Il Bocconcino. Le opportunità di vivere esperienze gastronomiche in stile italiano all’estero non sono mai mancate. Come sempre in questi casi, però, bisogna saper scegliere con oculatezza andando a pescare gli indirizzi che si segnalano per originalità, qualità e passione.

Uno di questi, forse inaspettato e nel cuore di una destinazione turistica di massa come Tenerife, si è fatto notare negli ultimi tempi come una delle tavole più brillanti e dinamiche. Stiamo parlando de Il Bocconcino a Tenerife, il ristorante di Niki Pavanelli, bolognese doc ormai canaro d’adozione (che da queste parti abita da ben più di tre lustri).

Il ristorante è ospitato all’interno del fascinoso resort Royal Hideaway Corales nel borgo di La Caleta e sul versante occidentale dell’isola. Ed è qualcosa in più del semplice ristorante di buon senso italico, che invece è molto ben rappresentato dalla vicina Trattoria, sempre all’interno dell’hotel e dove ci si può muovere tra piatti dallo spirito regionale conosciuti universalmente.

Il Bocconcino, nell’idea di Pavanelli, che si è circondato di un team di cucina in buona parte proveniente dall’Italia (il sous chef è Riccardo Della Bella), vuole mostrare uno spirito progressive, figlio sicuramente delle esperienze maturate nel corso di diversi anni trascorsi in buon parte nella penisola iberica, approfittando della lunga ondata tecno-emozionale e di luoghi mitici quali El Bulli, Pakta e Hoja Santa.

Un approccio innovativo, quindi, con la creatività come propellente essenziale dal quale partire, ma senza dimenticare le proprie origini, come dicono bene anche gli incroci di gusto che contaminano i sapori dell’isola e molti piatti che strizzano l’occhio al Bel Paese.

Il Bocconcino, proposta

Vedi il Polpo a lenta cottura, finito alla brace, con patate delle Canarie, pecorino e una schiuma di nduja, oppure il mare/monti del Branzino di Gran Canaria (è quello di Aquanaria, distribuito in Italia da Longino) accompagnato da una vichyssoise, da un sugo di carne del Cochino Negro (il maiale di Tenerife, un razza tipica recuperata negli anni recenti) e un’aria delle ossa del maiale.

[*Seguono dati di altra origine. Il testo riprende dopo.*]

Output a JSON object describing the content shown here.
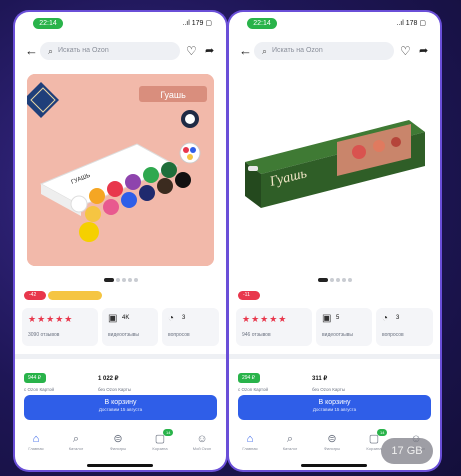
{
  "colors": {
    "accent_blue": "#2f5ee8",
    "green_badge": "#29b34a",
    "star_red": "#e8374c",
    "promo_yellow": "#f5c542",
    "background": "#1e1656"
  },
  "phones": [
    {
      "status_time": "22:14",
      "status_icons": "..ıl 179 ▢",
      "search_placeholder": "Искать на Ozon",
      "image_label": "Гуашь",
      "badges": [
        "-42",
        ""
      ],
      "rating_stars": "★★★★★",
      "rating_text": "3090 отзывов",
      "reviews_count": "4K",
      "reviews_label": "видеоотзывы",
      "questions_count": "3",
      "questions_label": "вопросов",
      "price_badge": "944 ₽",
      "price_sub": "с Ozon Картой",
      "price_main": "1 022 ₽",
      "price_desc": "без Ozon Карты",
      "cart_label": "В корзину",
      "cart_sub": "Доставим 15 августа",
      "tabs": [
        "Главная",
        "Каталог",
        "Фильтры",
        "Корзина",
        "Мой Ozon"
      ],
      "cart_tab_badge": "14"
    },
    {
      "status_time": "22:14",
      "status_icons": "..ıl 178 ▢",
      "search_placeholder": "Искать на Ozon",
      "image_label": "Гуашь",
      "badges": [
        "-11"
      ],
      "rating_stars": "★★★★★",
      "rating_text": "946 отзывов",
      "reviews_count": "5",
      "reviews_label": "видеоотзывы",
      "questions_count": "3",
      "questions_label": "вопросов",
      "price_badge": "294 ₽",
      "price_sub": "с Ozon Картой",
      "price_main": "311 ₽",
      "price_desc": "без Ozon Карты",
      "cart_label": "В корзину",
      "cart_sub": "Доставим 15 августа",
      "tabs": [
        "Главная",
        "Каталог",
        "Фильтры",
        "Корзина",
        "Мой Ozon"
      ],
      "cart_tab_badge": "14"
    }
  ],
  "overlay": {
    "storage_label": "17 GB"
  }
}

E ancora, gli Gnocchi con squacquerone, tre tipologie di pomodori e clorofilla di basilico, la poderosa Orecchia di Elefante in stile milanese e perfino un Vitello Tonnato alla propria maniera, ovvero con un tuorlo d’uovo stagionato, ma partendo dalla ricetta storica dell’Artusi. Varia e divertente la cucina che a volte si nutre di idee un po’ esotiche (d’altro canto siamo alle Canarie), ma riesce sempre a stuzzicare la curiosità dell’ospite.

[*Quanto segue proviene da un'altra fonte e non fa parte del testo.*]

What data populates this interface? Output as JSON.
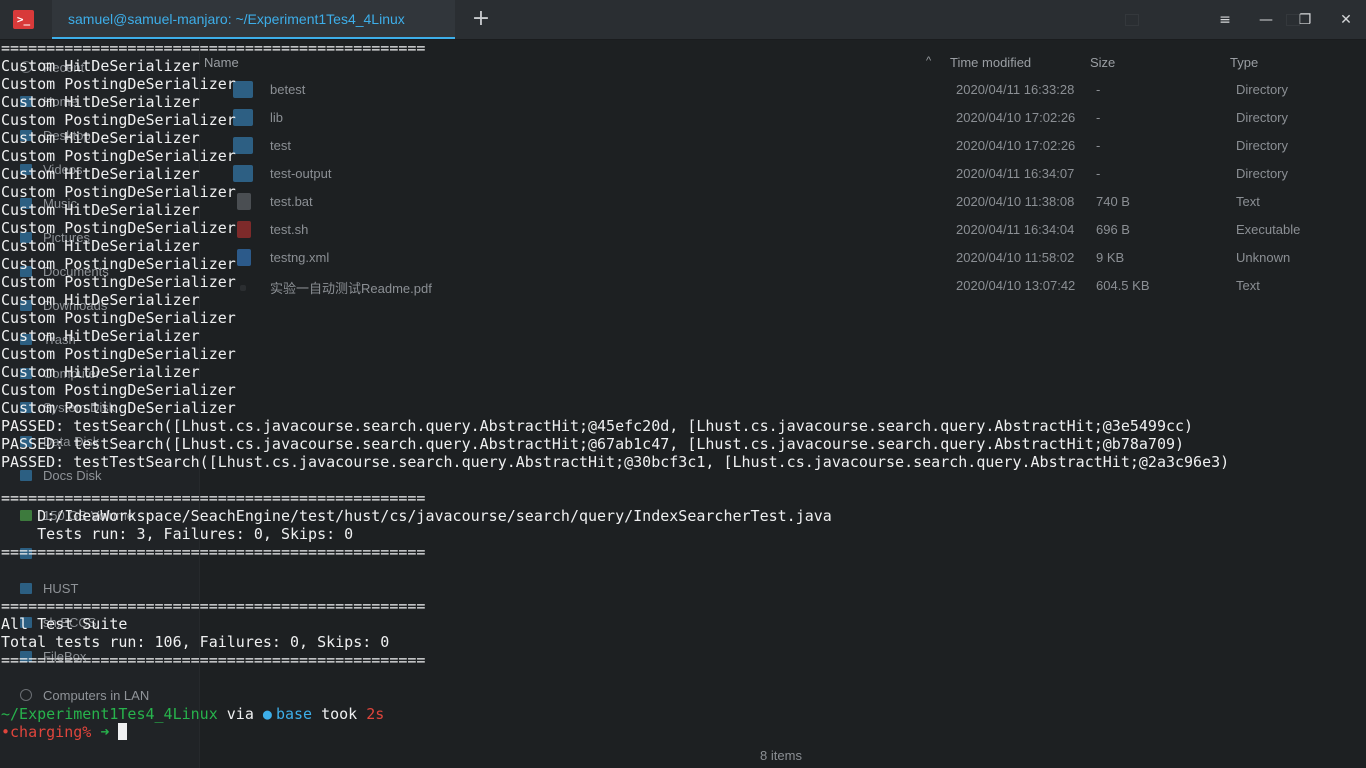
{
  "window": {
    "app_icon_glyph": ">_",
    "tab_title": "samuel@samuel-manjaro: ~/Experiment1Tes4_4Linux",
    "new_tab_glyph": "+",
    "menu_glyph": "≡",
    "minimize_glyph": "—",
    "maximize_glyph": "❐",
    "close_glyph": "✕",
    "accent_color": "#3daee9"
  },
  "file_manager": {
    "sidebar": [
      {
        "label": "Recent",
        "icon": "clock-icon"
      },
      {
        "label": "Home",
        "icon": "home-icon"
      },
      {
        "label": "Desktop",
        "icon": "folder-icon"
      },
      {
        "label": "Videos",
        "icon": "folder-icon"
      },
      {
        "label": "Music",
        "icon": "folder-icon"
      },
      {
        "label": "Pictures",
        "icon": "folder-icon"
      },
      {
        "label": "Documents",
        "icon": "folder-icon"
      },
      {
        "label": "Downloads",
        "icon": "folder-icon"
      },
      {
        "label": "Trash",
        "icon": "trash-icon"
      },
      {
        "label": "Computer",
        "icon": "computer-icon"
      },
      {
        "label": "System Disk",
        "icon": "disk-icon"
      },
      {
        "label": "Data Disk",
        "icon": "disk-icon"
      },
      {
        "label": "Docs Disk",
        "icon": "disk-icon"
      },
      {
        "label": "150 GB Volume",
        "icon": "drive-icon"
      },
      {
        "label": "",
        "icon": "folder-icon"
      },
      {
        "label": "HUST",
        "icon": "folder-icon"
      },
      {
        "label": "sh.ECCS",
        "icon": "folder-icon"
      },
      {
        "label": "FileBox",
        "icon": "folder-icon"
      },
      {
        "label": "Computers in LAN",
        "icon": "network-icon"
      }
    ],
    "columns": [
      "Name",
      "Time modified",
      "Size",
      "Type"
    ],
    "files": [
      {
        "name": "betest",
        "time": "2020/04/11 16:33:28",
        "size": "-",
        "type": "Directory",
        "icon": "folder-icon"
      },
      {
        "name": "lib",
        "time": "2020/04/10 17:02:26",
        "size": "-",
        "type": "Directory",
        "icon": "folder-icon"
      },
      {
        "name": "test",
        "time": "2020/04/10 17:02:26",
        "size": "-",
        "type": "Directory",
        "icon": "folder-icon"
      },
      {
        "name": "test-output",
        "time": "2020/04/11 16:34:07",
        "size": "-",
        "type": "Directory",
        "icon": "folder-icon"
      },
      {
        "name": "test.bat",
        "time": "2020/04/10 11:38:08",
        "size": "740 B",
        "type": "Text",
        "icon": "text-file-icon"
      },
      {
        "name": "test.sh",
        "time": "2020/04/11 16:34:04",
        "size": "696 B",
        "type": "Executable",
        "icon": "script-file-icon"
      },
      {
        "name": "testng.xml",
        "time": "2020/04/10 11:58:02",
        "size": "9 KB",
        "type": "Unknown",
        "icon": "xml-file-icon"
      },
      {
        "name": "实验一自动测试Readme.pdf",
        "time": "2020/04/10 13:07:42",
        "size": "604.5 KB",
        "type": "Text",
        "icon": "pdf-file-icon"
      }
    ],
    "status": "8 items"
  },
  "terminal": {
    "lines": [
      "===============================================",
      "Custom HitDeSerializer",
      "Custom PostingDeSerializer",
      "Custom HitDeSerializer",
      "Custom PostingDeSerializer",
      "Custom HitDeSerializer",
      "Custom PostingDeSerializer",
      "Custom HitDeSerializer",
      "Custom PostingDeSerializer",
      "Custom HitDeSerializer",
      "Custom PostingDeSerializer",
      "Custom HitDeSerializer",
      "Custom PostingDeSerializer",
      "Custom PostingDeSerializer",
      "Custom HitDeSerializer",
      "Custom PostingDeSerializer",
      "Custom HitDeSerializer",
      "Custom PostingDeSerializer",
      "Custom HitDeSerializer",
      "Custom PostingDeSerializer",
      "Custom PostingDeSerializer",
      "PASSED: testSearch([Lhust.cs.javacourse.search.query.AbstractHit;@45efc20d, [Lhust.cs.javacourse.search.query.AbstractHit;@3e5499cc)",
      "PASSED: testSearch([Lhust.cs.javacourse.search.query.AbstractHit;@67ab1c47, [Lhust.cs.javacourse.search.query.AbstractHit;@b78a709)",
      "PASSED: testTestSearch([Lhust.cs.javacourse.search.query.AbstractHit;@30bcf3c1, [Lhust.cs.javacourse.search.query.AbstractHit;@2a3c96e3)",
      "",
      "===============================================",
      "    D:/IdeaWorkspace/SeachEngine/test/hust/cs/javacourse/search/query/IndexSearcherTest.java",
      "    Tests run: 3, Failures: 0, Skips: 0",
      "===============================================",
      "",
      "",
      "===============================================",
      "All Test Suite",
      "Total tests run: 106, Failures: 0, Skips: 0",
      "===============================================",
      "",
      ""
    ],
    "prompt": {
      "path": "~/Experiment1Tes4_4Linux",
      "via": " via ",
      "conda_icon": "●",
      "env": "base",
      "took": " took ",
      "duration": "2s",
      "branch": "•charging%",
      "arrow": " ➜ "
    }
  }
}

A ribadire l’approccio dinamico del team c’è anche l’organizzazione nel corso dell’anno, di diversi appuntamenti e incontri a quattro mani, con ospiti di primissimo piano. Dopo la Culinary Session che si è tenuta nel mese di dicembre in compagnia di Francesco Sodano, fra qualche settimana è il turno di un mostro sacro della cucina internazionale, Massimo Bottura, che sarà a Il Bocconcino dal 24 al 27 giugno per due cene che si preannunciano come uno degli eventi gastronomici più rilevanti del 2022 a Tenerife e che iniziano a mettere l’isola sulla mappa del fine dining che conta.